Let’s summarize these findings:
Pool can never run out of funds. In other words, pool can always supply a price to a trader (and sometimes that price can be infinite if the trader is trying to empty the pool)
Price for an asset (denominated in the other token) increases as the pool becomes more unbalanced i.e. as the balance of the desired asset decreases in the pool
Price for an asset whose share is increasing in the pool becomes lower (as denominated in the other asset in the trading pool). This will incentivize traders to add the depleted asset to the pool by trading with it
The above describes the key properties of an AMM. Through this mechanism, Uniswap can always provide a price for one token denominated in the other token for a specific trading pair. Note that Uniswap does not take into account any other data to determine what the price presented to the user should be. The only input that it takes is the amount of relative tokens available in the liquidity pool of the trading pair and that the product of the count of these tokens should be a fixed product. This pricing relationship can be represented by the curve shown below:
We can visit Uniswap to verify some of the insights identified. For e.g. we established that the price of a token increases as the user tries to purchase more of it. Exhibit 8 shows the price presented to the user for varying sizes of trade. In this example, the user was trying to purchase an APE token using USDC. As the trade volume increased, the price of APE denominated in USDC increased from $11.43 USDC to $153.3 USDC. At around the same time, the price of APE (in USDC) presented on a CEX like Coinbase was $11.27.
On Uniswap, we can also see that there are 2 different liquidity pools for the same USDC/ETH pair:
The first one has a fee of 0.3%. The second one has a fee of 0.05%. Why are there 2 liquidity pools? And the 2nd pool has a lower trading fee structure and doesn’t that implies that the liquidity providers will earn less per trade. If so then why will a LP decide to contribute their capital to the 2nd liquidity pool?
To understand this, let’s compare these liquidity pools
USDC/ETH 0.3% pool:
TVL = $396.41M
24hr volume = $109.93M
24hr fees = $329.79K
USDC/ETH 0.05% pool:
TVL = $287.45M
24hr volume = $871.50M
24hr fees = $435.75K
The first pool has higher trading fees for LPs. Therefore, we can expect it to have higher TVL, which it does have. However, traders would prefer to use a LP that has lower trading fees. Therefore, the 2nd pool has more trading volume compared to the first pool. LPs ultimately get paid on the basis of the trades that happen for their pool. For the first pool, trading volume is lower but per trade take rate i.e. fee is high. For the second pool, trading volume is higher but per trade take rate i.e. fee is low.

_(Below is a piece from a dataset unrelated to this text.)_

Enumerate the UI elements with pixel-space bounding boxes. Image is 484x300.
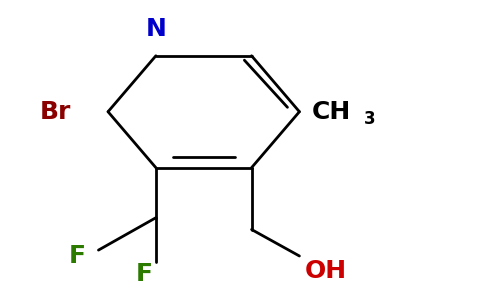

Therefore, these pools offer different options to LPs and they can choose to select whichever fee structure they believe will allow them to earn the maximum return. We can calculate the $ fee generated per pooled capital available. LPs can choose the fee tier that they want to select at the time of contributing to a pool as shown in exhibit 10.
Let's now analyze a liquidity pool in detail. Exhibit 11 shows the snapshot of the USDC/ETH 0.3% fee tier LP. Some stats:
USDC token locked = 149.11M
ETH locked = 87.46K
TVL (total value locked) = $397.36M
Trading volume (last 24 hr) = $37.02M
Fees (last 24hr) = $111.05K
Fees shown in this chart can be calculated by applying 0.3% to the trading volume. For example:
0.3% x $37.02M = $111.05K = fees shown in the chart.
The tokens present in this LP will continuously change as users trade with this LP.